(1.) This is an appeal by the defendant against the decree of the Subordinate Judge of South Kanara in O.S. No. 44 of 1919 on his file. The suit was brought by the Swami of Admar Mutt in Udipi against the present Swami of the Sirur Mutt to recover from the assets of that Mutt the amount claimed to be due under a " Sampratipatti " or settlement of accounts signed by the late Swami and marked as Ex. A. The defendant denied the genuineness of Ex.
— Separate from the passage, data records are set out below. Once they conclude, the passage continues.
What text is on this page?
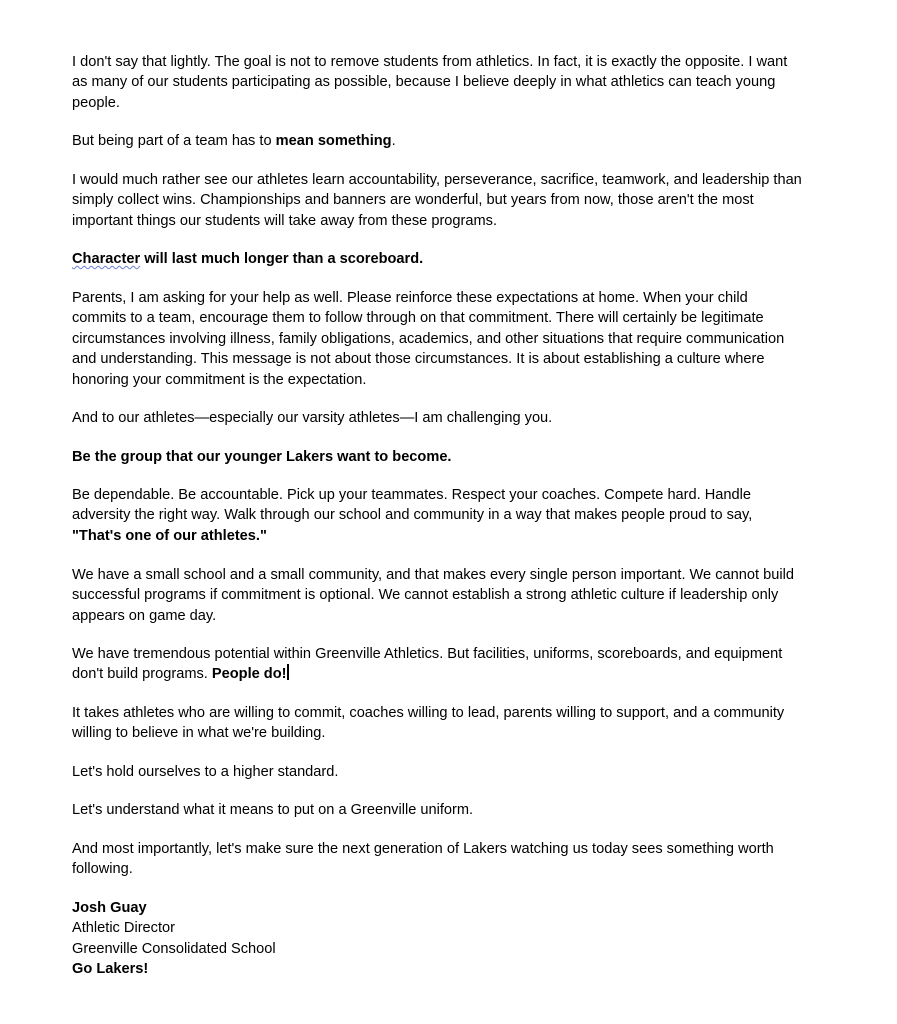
I don't say that lightly. The goal is not to remove students from athletics. In fact, it is exactly the opposite. I want as many of our students participating as possible, because I believe deeply in what athletics can teach young people.

But being part of a team has to mean something.

I would much rather see our athletes learn accountability, perseverance, sacrifice, teamwork, and leadership than simply collect wins. Championships and banners are wonderful, but years from now, those aren't the most important things our students will take away from these programs.

Character will last much longer than a scoreboard.

Parents, I am asking for your help as well. Please reinforce these expectations at home. When your child commits to a team, encourage them to follow through on that commitment. There will certainly be legitimate circumstances involving illness, family obligations, academics, and other situations that require communication and understanding. This message is not about those circumstances. It is about establishing a culture where honoring your commitment is the expectation.

And to our athletes—especially our varsity athletes—I am challenging you.

Be the group that our younger Lakers want to become.

Be dependable. Be accountable. Pick up your teammates. Respect your coaches. Compete hard. Handle adversity the right way. Walk through our school and community in a way that makes people proud to say, "That's one of our athletes."

We have a small school and a small community, and that makes every single person important. We cannot build successful programs if commitment is optional. We cannot establish a strong athletic culture if leadership only appears on game day.

We have tremendous potential within Greenville Athletics. But facilities, uniforms, scoreboards, and equipment don't build programs. People do!

It takes athletes who are willing to commit, coaches willing to lead, parents willing to support, and a community willing to believe in what we're building.

Let's hold ourselves to a higher standard.

Let's understand what it means to put on a Greenville uniform.

And most importantly, let's make sure the next generation of Lakers watching us today sees something worth following.

Josh Guay
Athletic Director
Greenville Consolidated School
Go Lakers!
A and the existence of the debt and the admissibility, of the document in evidence and he further pleaded that even if the debt was true it was not binding on the Mutt or its properties as it was not contracted for any necessity or benefit of the Mutt, the Mutt having ample income to meet all its legitimate expenses,
(2.) On these pleadings two issues were framed, namely, whether the patti sued on was true and valid and receivable in evidence and whether the debt was binding on the defendant's Mutt. The Subordinate Judge found both these issues in plaintiff's favour and gave him a decree as sued for. The appellant before us has not attacked the finding on the 1 issue; his learned vakil however contended that the finding on the 2nd issue should have been in the negative and in his client's favour and the suit should have been dismissed.
(3.) We have thus to consider in this appeal whether the debt sued on was borrowed by the late Swami of the Sirur Mutt for a purpose binding on the Mutt properties in his successor's hands. Now it is clear law that a Shebait or Matathipathi cannot alienate Mutt properties unless constrained to do so by unavoidable necessity and the same rule must apply to the creation of debts binding on Mutt properties, for the enforcement of such debts may result in the alienation of such properties through Court sale. The rule regarding alienation is laid down very clearly by the Privy Council in the recent case of Palaniappa Chetty V/s. Sreemath Devasikhamani Pandara Sannathi (1917) I.L.R. 40 Mad.709:33 M.L.J. 1 (P.C). Their Lordships refer to their previous decisions in Prosunno Kumari Debya V/s. Golabchand Baboo (1875) L.R. 2 I. A. 145; Koonwar Doorganath Roy V/s. Ram Chandersen (1876) I.L.R. 2Cal.341; and Hanooman-persaud Pandy V/s. Mussumat Babooee Munraj Koonwaree (1856) 6 M.I.A .393 and explain that the expression "benefit to the estate" as used in them though not capable of a precise definition meant" the preservation of the estate from extinction, the defence against hostile litigation affecting it, the protection of it or portions from injury or deterioration by inundation, and such like things " see page 718 Here we have no question of benefit to the estate but only whether there was necessity to incur the debt.